Written and directed by Carter Smith.
With Jena Malone, Cooper Koch, Mark Patton and José Colon.
Follows two best friends on their last night together, with a nightmare of drugs, bugs and horrific intimacy.
Carter Smith (The ruins, Jamie Marks is dead) third movie Swallowed is difficult to categorize in the most exciting way and, honestly, it might be best for an open-minded audience to witness for themselves, as free from outside influences as possible.
If you’re still with me, however, Smith presents a singular take on the body horror genre filtered through a distinct and deeply felt LGBTQ+ lens. Its heavy, unpredictable, and genre-melding narrative won’t suit all tastes, but those willing to follow Smith and his game thrown down that slimy rabbit hole will be rewarded with a highly original effort.
Ben (Cooper Koch) is a young man who moves to Los Angeles hoping to become a porn star, and in order to send him off with a big wad of cash, his buddy Dom (Jose Colon) has arranged for the couple to transport high-priced drugs across the border at the behest of trafficker Alice (Jena Malone). Typically, Dom and Ben have to ingest the drugs in order to conceal them from border agents, but it turns out the drugs aren’t quite what they expected, and retrieving them at the other end doesn’t will not be so simple.
Whether Swallowed Apparently starting out as a relatively familiar drug movie, it’s not long before Smith totally upends our expectations of such a story, between a disturbing body-horror aspect and an ostensibly weird perspective. Without giving too much away, the things in Dom and Ben’s stomachs begin to cause intense digestive distress quite early on, much like the squirmy-inducing aftermath on screen.
There is also a clear desire on Smith’s part to display the naked male body in unexpected ways; frontal nudity frequently abounds, both horribly distressed and beautiful, but never for a gay panic laugh as is so often the case in Hollywood. And then there’s the prominent queer overintensity; it’s clear from the start that Dom has feelings for Ben’s departure, while Alice’s drug kingpin Rich is a goofy middle-aged man played with theatrical relish by the great Mark Patton. (of A Nightmare on Elm Street 2: Freddy’s Revenge fame).

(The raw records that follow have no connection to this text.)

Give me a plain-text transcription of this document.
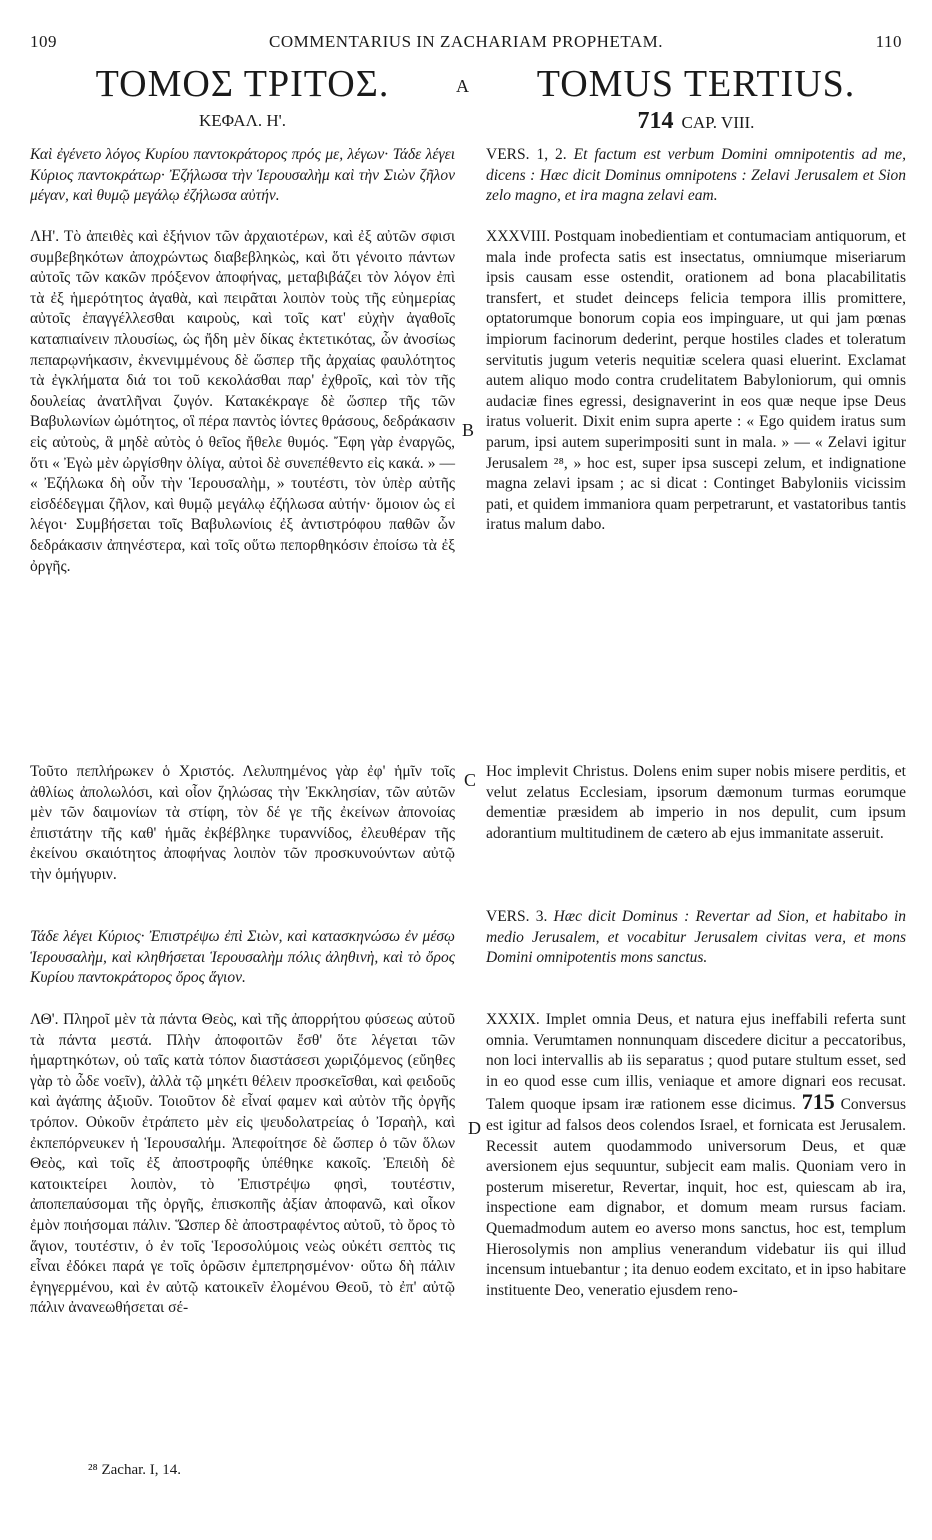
109	COMMENTARIUS IN ZACHARIAM PROPHETAM.	110
ΤΟΜΟΣ ΤΡΙΤΟΣ.
ΚΕΦΑΛ. Η'.
Καὶ ἐγένετο λόγος Κυρίου παντοκράτορος πρός με, λέγων· Τάδε λέγει Κύριος παντοκράτωρ· Ἐζήλωσα τὴν Ἱερουσαλὴμ καὶ τὴν Σιὼν ζῆλον μέγαν, καὶ θυμῷ μεγάλῳ ἐζήλωσα αὐτήν.
ΛΗ'. Τὸ ἀπειθὲς καὶ ἐξήνιον τῶν ἀρχαιοτέρων, καὶ ἐξ αὐτῶν σφισι συμβεβηκότων ἀποχρώντως διαβεβληκὼς, καὶ ὅτι γένοιτο πάντων αὐτοῖς τῶν κακῶν πρόξενον ἀποφήνας, μεταβιβάζει τὸν λόγον ἐπὶ τὰ ἐξ ἡμερότητος ἀγαθὰ, καὶ πειρᾶται λοιπὸν τοὺς τῆς εὐημερίας αὐτοῖς ἐπαγγέλλεσθαι καιροὺς, καὶ τοῖς κατ' εὐχὴν ἀγαθοῖς καταπιαίνειν πλουσίως, ὡς ἤδη μὲν δίκας ἐκτετικότας, ὧν ἀνοσίως πεπαρῳνήκασιν, ἐκνενιμμένους δὲ ὥσπερ τῆς ἀρχαίας φαυλότητος τὰ ἐγκλήματα διά τοι τοῦ κεκολάσθαι παρ' ἐχθροῖς, καὶ τὸν τῆς δουλείας ἀνατλῆναι ζυγόν. Κατακέκραγε δὲ ὥσπερ τῆς τῶν Βαβυλωνίων ὠμότητος, οἳ πέρα παντὸς ἰόντες θράσους, δεδράκασιν εἰς αὐτοὺς, ἃ μηδὲ αὐτὸς ὁ θεῖος ἤθελε θυμός. Ἔφη γὰρ ἐναργῶς, ὅτι « Ἐγὼ μὲν ὠργίσθην ὀλίγα, αὐτοὶ δὲ συνεπέθεντο εἰς κακά. » — « Ἐζήλωκα δὴ οὖν τὴν Ἱερουσαλὴμ, » τουτέστι, τὸν ὑπὲρ αὐτῆς εἰσδέδεγμαι ζῆλον, καὶ θυμῷ μεγάλῳ ἐζήλωσα αὐτήν· ὅμοιον ὡς εἰ λέγοι· Συμβήσεται τοῖς Βαβυλωνίοις ἐξ ἀντιστρόφου παθῶν ὧν δεδράκασιν ἀπηνέστερα, καὶ τοῖς οὕτω πεπορθηκόσιν ἐποίσω τὰ ἐξ ὀργῆς.
Τοῦτο πεπλήρωκεν ὁ Χριστός. Λελυπημένος γὰρ ἐφ' ἡμῖν τοῖς ἀθλίως ἀπολωλόσι, καὶ οἷον ζηλώσας τὴν Ἐκκλησίαν, τῶν αὐτῶν μὲν τῶν δαιμονίων τὰ στίφη, τὸν δέ γε τῆς ἐκείνων ἀπονοίας ἐπιστάτην τῆς καθ' ἡμᾶς ἐκβέβληκε τυραννίδος, ἐλευθέραν τῆς ἐκείνου σκαιότητος ἀποφήνας λοιπὸν τῶν προσκυνούντων αὐτῷ τὴν ὁμήγυριν.
Τάδε λέγει Κύριος· Ἐπιστρέψω ἐπὶ Σιὼν, καὶ κατασκηνώσω ἐν μέσῳ Ἱερουσαλὴμ, καὶ κληθήσεται Ἱερουσαλὴμ πόλις ἀληθινὴ, καὶ τὸ ὄρος Κυρίου παντοκράτορος ὄρος ἅγιον.
ΛΘ'. Πληροῖ μὲν τὰ πάντα Θεὸς, καὶ τῆς ἀπορρήτου φύσεως αὐτοῦ τὰ πάντα μεστά. Πλὴν ἀποφοιτῶν ἔσθ' ὅτε λέγεται τῶν ἡμαρτηκότων, οὐ ταῖς κατὰ τόπον διαστάσεσι χωριζόμενος (εὔηθες γὰρ τὸ ὧδε νοεῖν), ἀλλὰ τῷ μηκέτι θέλειν προσκεῖσθαι, καὶ φειδοῦς καὶ ἀγάπης ἀξιοῦν. Τοιοῦτον δὲ εἶναί φαμεν καὶ αὐτὸν τῆς ὀργῆς τρόπον. Οὐκοῦν ἐτράπετο μὲν εἰς ψευδολατρείας ὁ Ἰσραὴλ, καὶ ἐκπεπόρνευκεν ἡ Ἱερουσαλήμ. Ἀπεφοίτησε δὲ ὥσπερ ὁ τῶν ὅλων Θεὸς, καὶ τοῖς ἐξ ἀποστροφῆς ὑπέθηκε κακοῖς. Ἐπειδὴ δὲ κατοικτείρει λοιπὸν, τὸ Ἐπιστρέψω φησὶ, τουτέστιν, ἀποπεπαύσομαι τῆς ὀργῆς, ἐπισκοπῆς ἀξίαν ἀποφανῶ, καὶ οἶκον ἐμὸν ποιήσομαι πάλιν. Ὥσπερ δὲ ἀποστραφέντος αὐτοῦ, τὸ ὄρος τὸ ἅγιον, τουτέστιν, ὁ ἐν τοῖς Ἱεροσολύμοις νεὼς οὐκέτι σεπτὸς τις εἶναι ἐδόκει παρά γε τοῖς ὁρῶσιν ἐμπεπρησμένον· οὕτω δὴ πάλιν ἐγηγερμένου, καὶ ἐν αὐτῷ κατοικεῖν ἐλομένου Θεοῦ, τὸ ἐπ' αὐτῷ πάλιν ἀνανεωθήσεται σέ-
TOMUS TERTIUS.
714 CAP. VIII.
VERS. 1, 2. Et factum est verbum Domini omnipotentis ad me, dicens : Hæc dicit Dominus omnipotens : Zelavi Jerusalem et Sion zelo magno, et ira magna zelavi eam.
XXXVIII. Postquam inobedientiam et contumaciam antiquorum, et mala inde profecta satis est insectatus, omniumque miseriarum ipsis causam esse ostendit, orationem ad bona placabilitatis transfert, et studet deinceps felicia tempora illis promittere, optatorumque bonorum copia eos impinguare, ut qui jam pœnas impiorum facinorum dederint, perque hostiles clades et toleratum servitutis jugum veteris nequitiæ scelera quasi eluerint. Exclamat autem aliquo modo contra crudelitatem Babyloniorum, qui omnis audaciæ fines egressi, designaverint in eos quæ neque ipse Deus iratus voluerit. Dixit enim supra aperte : « Ego quidem iratus sum parum, ipsi autem superimpositi sunt in mala. » — « Zelavi igitur Jerusalem ²⁸, » hoc est, super ipsa suscepi zelum, et indignatione magna zelavi ipsam ; ac si dicat : Continget Babyloniis vicissim pati, et quidem immaniora quam perpetrarunt, et vastatoribus tantis iratus malum dabo.
Hoc implevit Christus. Dolens enim super nobis misere perditis, et velut zelatus Ecclesiam, ipsorum dæmonum turmas eorumque dementiæ præsidem ab imperio in nos depulit, cum ipsum adorantium multitudinem de cætero ab ejus immanitate asseruit.
VERS. 3. Hæc dicit Dominus : Revertar ad Sion, et habitabo in medio Jerusalem, et vocabitur Jerusalem civitas vera, et mons Domini omnipotentis mons sanctus.
XXXIX. Implet omnia Deus, et natura ejus ineffabili referta sunt omnia. Verumtamen nonnunquam discedere dicitur a peccatoribus, non loci intervallis ab iis separatus ; quod putare stultum esset, sed in eo quod esse cum illis, veniaque et amore dignari eos recusat. Talem quoque ipsam iræ rationem esse dicimus. 715 Conversus est igitur ad falsos deos colendos Israel, et fornicata est Jerusalem. Recessit autem quodammodo universorum Deus, et quæ aversionem ejus sequuntur, subjecit eam malis. Quoniam vero in posterum miseretur, Revertar, inquit, hoc est, quiescam ab ira, inspectione eam dignabor, et domum meam rursus faciam. Quemadmodum autem eo averso mons sanctus, hoc est, templum Hierosolymis non amplius venerandum videbatur iis qui illud incensum intuebantur ; ita denuo eodem excitato, et in ipso habitare instituente Deo, veneratio ejusdem reno-
A
B
C
D
²⁸ Zachar. I, 14.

It all adds up to consistently quirky work that eschews much of the overt supernatural horror in favor of something far more grounded and plausible. The climax feels perhaps a A little overextended once its point is made, but that does little to undermine a bold and fearless entry into an often fetishistic subgenre concerned with macabre destruction above all else.
The cast also deserves major credit for bringing Smith’s shrewd vision to fruition; newcomers Cooper Koch and Jose Colon (who has no other credits to his name) are easily likable as our two digestion-beleaguered leads, and it doesn’t take much audience effort to fully support their increasingly grim struggle to survive. The always-awesome Jena Malone is also perfectly cast as the surly trafficker whose characterization turns out to be more complex than it first appears, and once again Mark Patton is clearly having fun playing the pivot (or center pivot ?) Rich. His coasting performance lands just on the right side of camp without detracting from the “seriousness” of the play.
The techniques are also rock solid; Smith chose to shoot the film in a square 4:3 aspect ratio that emphasizes the confinement of the protagonists, while Christopher Bear’s heart-pounding synth score ties the visuals together with aplomb. Endlessly disarming in its undulating unpredictability, Swallowed offers a new take on body horror that considers human frailty from a most unusual angle.